|
July 28, 2004
WASHINGTON (AP) - The Federal Reserve reported Wednesday that the
U.S. economy cooled off in June and July as consumer spending, especially
on autos, slowed significantly after a big surge in early spring.
The survey of business activity compiled from reports from the
Fed's 12 regional banks was the latest indication of what Federal
Reserve chairman Alan Greenspan termed a "soft patch"
developing in the economy in June.
In another sign of softness, the Commerce Department reported Wednesday
that orders to U.S. factories for big-ticket durable goods eked
out a small 0.7 per cent gain in June, reflecting a surge in demand
for military aircraft, following back-to-back declines in orders
in April and May.
The Fed's report, known as the beige book for the colour of its
cover, will be used when central bank policy-makers meet on Aug.

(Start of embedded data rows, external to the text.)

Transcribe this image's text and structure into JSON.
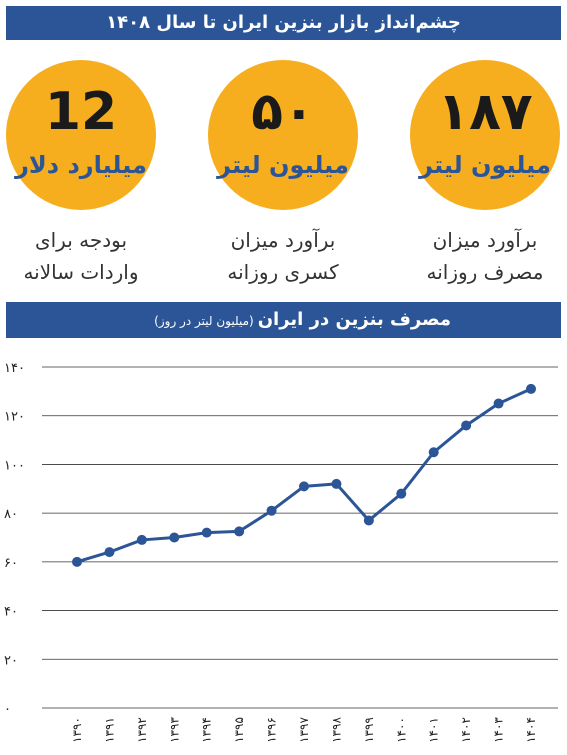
{
  "header": {
    "title": "چشم‌انداز بازار بنزین ایران تا سال ۱۴۰۸"
  },
  "stats": [
    {
      "value": "۱۸۷",
      "unit": "میلیون لیتر",
      "caption_line1": "برآورد میزان",
      "caption_line2": "مصرف روزانه"
    },
    {
      "value": "۵۰",
      "unit": "میلیون لیتر",
      "caption_line1": "برآورد میزان",
      "caption_line2": "کسری روزانه"
    },
    {
      "value": "12",
      "unit": "میلیارد دلار",
      "caption_line1": "بودجه برای",
      "caption_line2": "واردات سالانه"
    }
  ],
  "chart_header": {
    "title": "مصرف بنزین در ایران",
    "subtitle": "(میلیون لیتر در روز)"
  },
  "colors": {
    "banner": "#2b5597",
    "circle": "#f6ae1f",
    "line": "#2b5597",
    "grid": "#333333"
  },
  "chart_data": {
    "type": "line",
    "title": "مصرف بنزین در ایران",
    "ylabel": "(میلیون لیتر در روز)",
    "xlabel": "",
    "categories": [
      "۱۳۹۰",
      "۱۳۹۱",
      "۱۳۹۲",
      "۱۳۹۳",
      "۱۳۹۴",
      "۱۳۹۵",
      "۱۳۹۶",
      "۱۳۹۷",
      "۱۳۹۸",
      "۱۳۹۹",
      "۱۴۰۰",
      "۱۴۰۱",
      "۱۴۰۲",
      "۱۴۰۳",
      "۱۴۰۴"
    ],
    "values": [
      60,
      64,
      69,
      70,
      72,
      72.5,
      81,
      91,
      92,
      77,
      88,
      105,
      116,
      125,
      131
    ],
    "yticks": [
      0,
      20,
      40,
      60,
      80,
      100,
      120,
      140
    ],
    "ytick_labels": [
      "۰",
      "۲۰",
      "۴۰",
      "۶۰",
      "۸۰",
      "۱۰۰",
      "۱۲۰",
      "۱۴۰"
    ],
    "ylim": [
      0,
      140
    ],
    "grid": true
  }
}
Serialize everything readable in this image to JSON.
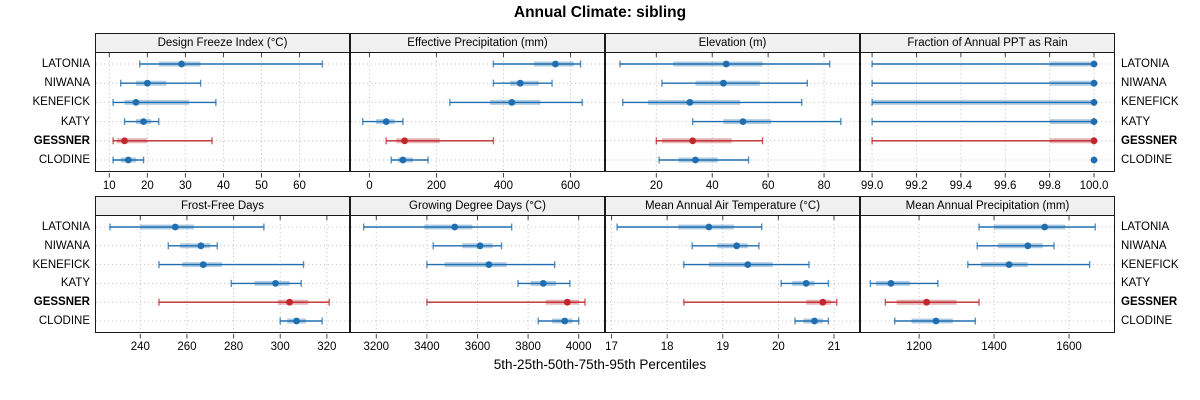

10 to decide whether to raise interest rates to make sure that inflation
does not get out of hand.
The new survey found that wholesale prices, especially of such
commodities as energy, steel and cement, were rising but that little
of those price pressures outside of energy were being passed on
to consumers.
Because consumer prices outside of energy have remained moderate,
most analysts believe the Fed will stick to its plan to raise rates
at a moderate pace in coming months. They are forecasting another
quarter-point increase in the federal funds rate at the August meeting.
The Fed raised the funds rate for the first time in four years on
June 30.
The Fed survey depicted an economy that was continuing to rebound
from a sustained period of sluggishness that included the 2001 recession
and weak unemployment growth that lasted until mid-2003.
However, the Fed report found, as have other indicators, that activity
slowed a bit in the late spring.
"Several districts reported that the rate of growth moderated,"
the Fed survey said, listing New York, Cleveland, Richmond, Kansas
City and San Francisco in particular as regions that detected a
slowdown in activity.
Much of the weakness was attributed to a slowing in consumer spending,
particularly on autos. However, the Fed report said there were "pockets
of weakness" in manufacturing as well.
The Fed survey depicted travel and tourism, hit hard after the
2001 terrorist attacks, as "strong" and said that residential
construction remained healthy as well despite the fact that mortgage
rates are now up from their four-decade lows.
The June gain in orders for durable goods, items expected to last
three or more years, followed declines of 0.9 per cent in May and
2.7 per cent in April. The drop in May had originally been reported
as an even sharper 1.8 per cent fall. Orders last rose in March,
when they surged ahead by 5.9 per cent.
The 0.7 per cent June increase was lower than what analysts had
been expecting. Still, it gave hope that the fledgling rebound in
the country's manufacturing sector was not in danger of stalling.
Joel Naroff, head of a Holland, Pa., economic forecasting firm,
said the small rise in June durable goods orders was disappointing,
with many sectors that had been leading the recovery showing weakness.
"This was another in a long string of soft June numbers,"
Naroff said. "I suspect the June weakness is nothing to get
really worried about. The economy is growing, but now the breakneck
pace has become a moderate, but sustainable rate."